Largest irrigation project under threat
The 18km-long main canal that was commissioned in 1998 which is connected to other secondary and tertiary canal networks, spanning some 300km to bring water to some 44,000 hectares of Boro rice cultivation land, is now under threat from unscrupulous sand and earth traders. This project is a declared key point installation (KPI-1) and is the country's largest irrigation project. When a project receives a KPI rating, it means that it is of vital national importance and is supposed to be protected at all costs. Unfortunately, we have found through our own investigation that this is hardly the case since, according to the local people, one of the embankments of the canal has been damaged at 21 points in Dimla upazila.
Water Development Board (WDB) has stewardship of the canal and while its officials are quick to point out what great benefits the project has bestowed upon farmers through irrigation, there is no satisfactory answer coming forth on the presence of traders who have been willfully removing earth and sand from the embankments over the years. Unmitigated transfer of sand and earth has caused significant damage to the environment. Trees have been uprooted right down to their roots and local people are powerless to stop this because the administration has failed to act against people with vested interests.

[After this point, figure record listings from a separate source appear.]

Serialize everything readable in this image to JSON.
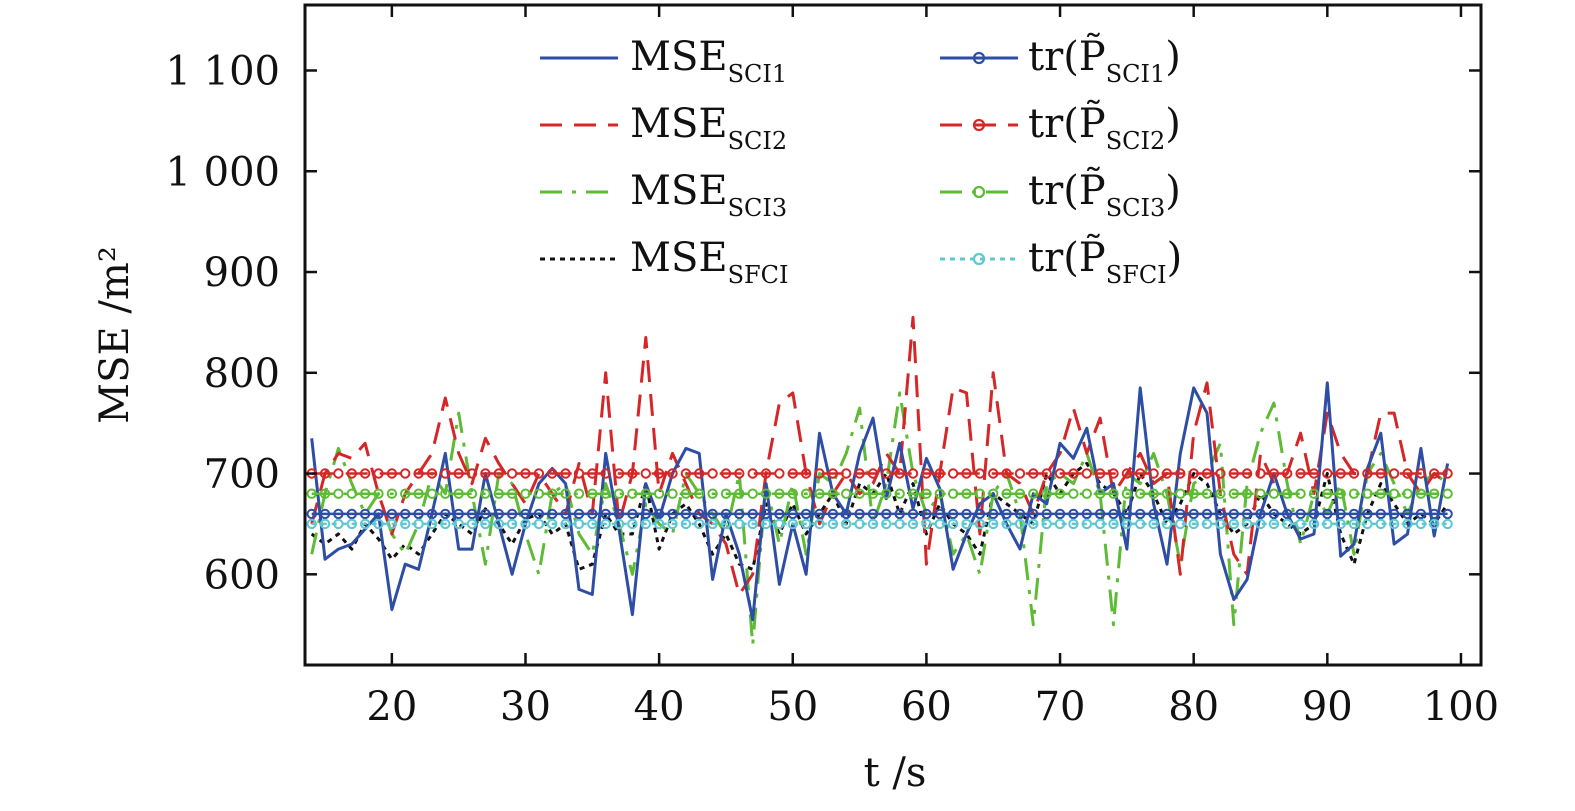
{
  "chart_data": {
    "type": "line",
    "xlabel": "t /s",
    "ylabel": "MSE /m²",
    "xlim": [
      13.5,
      101.5
    ],
    "ylim": [
      510,
      1165
    ],
    "x_ticks": [
      20,
      30,
      40,
      50,
      60,
      70,
      80,
      90,
      100
    ],
    "x_tick_labels": [
      "20",
      "30",
      "40",
      "50",
      "60",
      "70",
      "80",
      "90",
      "100"
    ],
    "y_ticks": [
      600,
      700,
      800,
      900,
      1000,
      1100
    ],
    "y_tick_labels": [
      "600",
      "700",
      "800",
      "900",
      "1 000",
      "1 100"
    ],
    "grid": false,
    "legend_position": "top",
    "x": [
      14,
      15,
      16,
      17,
      18,
      19,
      20,
      21,
      22,
      23,
      24,
      25,
      26,
      27,
      28,
      29,
      30,
      31,
      32,
      33,
      34,
      35,
      36,
      37,
      38,
      39,
      40,
      41,
      42,
      43,
      44,
      45,
      46,
      47,
      48,
      49,
      50,
      51,
      52,
      53,
      54,
      55,
      56,
      57,
      58,
      59,
      60,
      61,
      62,
      63,
      64,
      65,
      66,
      67,
      68,
      69,
      70,
      71,
      72,
      73,
      74,
      75,
      76,
      77,
      78,
      79,
      80,
      81,
      82,
      83,
      84,
      85,
      86,
      87,
      88,
      89,
      90,
      91,
      92,
      93,
      94,
      95,
      96,
      97,
      98,
      99
    ],
    "series": [
      {
        "name": "MSE",
        "subscript": "SCI1",
        "style": "solid",
        "marker": false,
        "color": "#2e4ea6",
        "values": [
          735,
          615,
          625,
          630,
          645,
          660,
          565,
          610,
          605,
          660,
          720,
          625,
          625,
          700,
          650,
          600,
          650,
          690,
          705,
          690,
          585,
          580,
          720,
          645,
          560,
          690,
          655,
          700,
          725,
          720,
          595,
          660,
          620,
          555,
          690,
          590,
          650,
          600,
          740,
          680,
          660,
          720,
          755,
          675,
          730,
          665,
          715,
          685,
          605,
          640,
          670,
          680,
          650,
          625,
          680,
          670,
          730,
          715,
          745,
          680,
          690,
          625,
          785,
          670,
          610,
          720,
          785,
          760,
          620,
          575,
          595,
          660,
          700,
          660,
          635,
          640,
          790,
          618,
          630,
          705,
          740,
          630,
          640,
          725,
          638,
          710
        ]
      },
      {
        "name": "MSE",
        "subscript": "SCI2",
        "style": "dashed",
        "marker": false,
        "color": "#d62728",
        "values": [
          650,
          700,
          720,
          715,
          730,
          680,
          640,
          680,
          700,
          720,
          775,
          720,
          690,
          735,
          710,
          690,
          670,
          700,
          680,
          660,
          710,
          660,
          800,
          650,
          700,
          835,
          680,
          720,
          690,
          660,
          650,
          630,
          580,
          600,
          700,
          770,
          780,
          700,
          650,
          680,
          700,
          680,
          690,
          720,
          700,
          855,
          610,
          700,
          785,
          780,
          640,
          800,
          700,
          690,
          660,
          700,
          720,
          765,
          720,
          755,
          680,
          700,
          720,
          690,
          700,
          600,
          740,
          790,
          680,
          620,
          600,
          720,
          690,
          700,
          740,
          680,
          760,
          720,
          700,
          700,
          760,
          760,
          700,
          680,
          700,
          690
        ]
      },
      {
        "name": "MSE",
        "subscript": "SCI3",
        "style": "dashdot",
        "marker": false,
        "color": "#5dbb35",
        "values": [
          620,
          680,
          725,
          690,
          660,
          680,
          640,
          620,
          650,
          700,
          680,
          760,
          680,
          610,
          700,
          690,
          640,
          600,
          680,
          690,
          640,
          620,
          690,
          650,
          600,
          670,
          650,
          640,
          700,
          680,
          660,
          640,
          700,
          530,
          690,
          630,
          690,
          620,
          700,
          690,
          720,
          765,
          650,
          690,
          780,
          700,
          660,
          680,
          620,
          640,
          600,
          680,
          700,
          660,
          550,
          690,
          700,
          690,
          720,
          680,
          550,
          700,
          690,
          720,
          680,
          610,
          690,
          700,
          730,
          550,
          690,
          740,
          770,
          690,
          630,
          680,
          660,
          690,
          620,
          700,
          720,
          690,
          660,
          690,
          700,
          690
        ]
      },
      {
        "name": "MSE",
        "subscript": "SFCI",
        "style": "dotted",
        "marker": false,
        "color": "#111111",
        "values": [
          640,
          630,
          640,
          625,
          650,
          635,
          615,
          630,
          620,
          640,
          660,
          650,
          640,
          665,
          650,
          630,
          655,
          660,
          640,
          650,
          605,
          610,
          660,
          640,
          640,
          690,
          625,
          660,
          670,
          650,
          620,
          640,
          610,
          605,
          670,
          640,
          670,
          640,
          660,
          680,
          650,
          690,
          680,
          700,
          660,
          690,
          640,
          670,
          650,
          640,
          620,
          680,
          670,
          660,
          650,
          700,
          680,
          700,
          710,
          690,
          680,
          660,
          700,
          680,
          650,
          670,
          700,
          690,
          660,
          640,
          650,
          680,
          660,
          650,
          640,
          650,
          700,
          640,
          610,
          660,
          690,
          670,
          650,
          660,
          650,
          670
        ]
      },
      {
        "name": "tr(P̃",
        "subscript": "SCI1",
        "style": "solid",
        "marker": true,
        "color": "#2e4ea6",
        "values": [
          660,
          660,
          660,
          660,
          660,
          660,
          660,
          660,
          660,
          660,
          660,
          660,
          660,
          660,
          660,
          660,
          660,
          660,
          660,
          660,
          660,
          660,
          660,
          660,
          660,
          660,
          660,
          660,
          660,
          660,
          660,
          660,
          660,
          660,
          660,
          660,
          660,
          660,
          660,
          660,
          660,
          660,
          660,
          660,
          660,
          660,
          660,
          660,
          660,
          660,
          660,
          660,
          660,
          660,
          660,
          660,
          660,
          660,
          660,
          660,
          660,
          660,
          660,
          660,
          660,
          660,
          660,
          660,
          660,
          660,
          660,
          660,
          660,
          660,
          660,
          660,
          660,
          660,
          660,
          660,
          660,
          660,
          660,
          660,
          660,
          660
        ]
      },
      {
        "name": "tr(P̃",
        "subscript": "SCI2",
        "style": "dashed",
        "marker": true,
        "color": "#d62728",
        "values": [
          700,
          700,
          700,
          700,
          700,
          700,
          700,
          700,
          700,
          700,
          700,
          700,
          700,
          700,
          700,
          700,
          700,
          700,
          700,
          700,
          700,
          700,
          700,
          700,
          700,
          700,
          700,
          700,
          700,
          700,
          700,
          700,
          700,
          700,
          700,
          700,
          700,
          700,
          700,
          700,
          700,
          700,
          700,
          700,
          700,
          700,
          700,
          700,
          700,
          700,
          700,
          700,
          700,
          700,
          700,
          700,
          700,
          700,
          700,
          700,
          700,
          700,
          700,
          700,
          700,
          700,
          700,
          700,
          700,
          700,
          700,
          700,
          700,
          700,
          700,
          700,
          700,
          700,
          700,
          700,
          700,
          700,
          700,
          700,
          700,
          700
        ]
      },
      {
        "name": "tr(P̃",
        "subscript": "SCI3",
        "style": "dashdot",
        "marker": true,
        "color": "#5dbb35",
        "values": [
          680,
          680,
          680,
          680,
          680,
          680,
          680,
          680,
          680,
          680,
          680,
          680,
          680,
          680,
          680,
          680,
          680,
          680,
          680,
          680,
          680,
          680,
          680,
          680,
          680,
          680,
          680,
          680,
          680,
          680,
          680,
          680,
          680,
          680,
          680,
          680,
          680,
          680,
          680,
          680,
          680,
          680,
          680,
          680,
          680,
          680,
          680,
          680,
          680,
          680,
          680,
          680,
          680,
          680,
          680,
          680,
          680,
          680,
          680,
          680,
          680,
          680,
          680,
          680,
          680,
          680,
          680,
          680,
          680,
          680,
          680,
          680,
          680,
          680,
          680,
          680,
          680,
          680,
          680,
          680,
          680,
          680,
          680,
          680,
          680,
          680
        ]
      },
      {
        "name": "tr(P̃",
        "subscript": "SFCI",
        "style": "dotted",
        "marker": true,
        "color": "#5ec8d0",
        "values": [
          650,
          650,
          650,
          650,
          650,
          650,
          650,
          650,
          650,
          650,
          650,
          650,
          650,
          650,
          650,
          650,
          650,
          650,
          650,
          650,
          650,
          650,
          650,
          650,
          650,
          650,
          650,
          650,
          650,
          650,
          650,
          650,
          650,
          650,
          650,
          650,
          650,
          650,
          650,
          650,
          650,
          650,
          650,
          650,
          650,
          650,
          650,
          650,
          650,
          650,
          650,
          650,
          650,
          650,
          650,
          650,
          650,
          650,
          650,
          650,
          650,
          650,
          650,
          650,
          650,
          650,
          650,
          650,
          650,
          650,
          650,
          650,
          650,
          650,
          650,
          650,
          650,
          650,
          650,
          650,
          650,
          650,
          650,
          650,
          650,
          650
        ]
      }
    ],
    "legend_close_paren": ")"
  }
}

How can a KPI be endangered in this manner? What is the point of spending thousands of crores of taka on such an important project when the local authorities turn a blind eye to such illegal activity that is steadily eroding the effectiveness of a project that brings benefits to thousands of farmers and plays a major role in ensuring food security? WDB's excuse for inaction, "shortage of manpower", is simply not good enough. Something needs to be done to take these illegal syndicates to task.